La argumentación de la legítima defensa se sostiene en que el derecho a la vida como primer fundamento es inalienable, y por ello el hombre tiene derecho a ejercer en su defensa los actos necesarios para conservarla frente al agresor, incluida la muerte del mismo. Esta argumentación encontraría su legitimación en la misma justicia, en cuanto ella entiende de la aplicación de los medios para el ejercicio de un derecho. Trasladada al espacio social, se justificaría la aplicación de la pena de muerte como el ejercicio por parte del legítimo poder social del deber de proteger el derecho a la vida de los ciudadanos frente a la amenaza real de los agresores de hecho. Del que se pueda esperar que realice un acto criminal, la sociedad está legitimada a eliminarlo antes que lo ejecute.

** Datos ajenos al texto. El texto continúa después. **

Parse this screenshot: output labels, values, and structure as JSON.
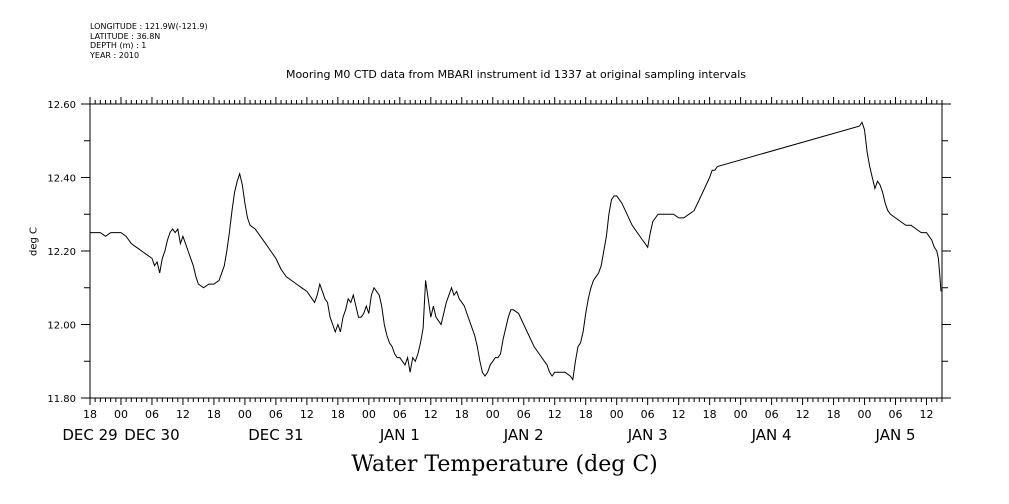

En la medida que así se hace, se evita la muerte de inocentes.
Existen ordenamientos jurídicos que sólo reconocen esa legítima defensa en casos de situaciones límites, como la defensa en caso de guerra.
El fundamento ético de la legítima defensa exige dos premisas:
     1º Razonable certeza de peligro de la propia vida.
      2º Proporcionalidad de los medios aplicados en la defensa.
No basta que la vida pueda estar en peligro por causa de una agresión, sino que el peligro sea evidente, y además, la proporcionalidad de los medios exige que los actos para la neutralización del agresor sean los que puedan causarle el mínimo daño posible.
Mutans mutanti estos principios éticos a la situación de defensa social, habría que determinar que la pena de muerte sólo estaría éticamente legitimada cuando se dieran la situación de que la amenaza de la vida de los ciudadanos fuera evidente y que no pudieran aplicarse otros medios para controlar al delincuente.
En las sociedades desarrolladas, la capacidad real de medios para la reducción de los delincuentes es tal, que muy difícilmente podría llegar a justificarse un peligro para los ciudadanos, pues los medios de reclusión minimizan de hecho la reincidencia al tiempo que posibilitan la reinserción.
Sólo en sociedades subdesarrolladas con un grado de delincuencia generalizada y pocos medios de orden podría entenderse como ética la pena de muerte aplicada como legítimo medio de defensa social. El gran problema que se plantea en este caso es la falta de garantías jurídicas que suelen acompañar a los procesos.
El recurso a la disuasión del crimen por la aplicación ejemplar de la ley, se encuentra altamente contestado. Sociólogos y psicólogos del mundo entero defienden que la ejemplaridad en la contundencia del castigo que supone la pena de muerte no influye en la reducción de la criminalidad.
Si algunos estados poderosos en medios y recursos siguen manteniendo en sus estructuras penales la sentencia a muerte, habría que analizar si ello no es consecuencia de un hábito social de autoprotección psicológica más que un medio real de lucha contra la delincuencia. Quizá en el fondo coexista un desprecio total por la vida de quien es capaz de asesinar, y un sentir que ni siquiera merece que sobreviva en la cárcel sostenido por sus impuestos.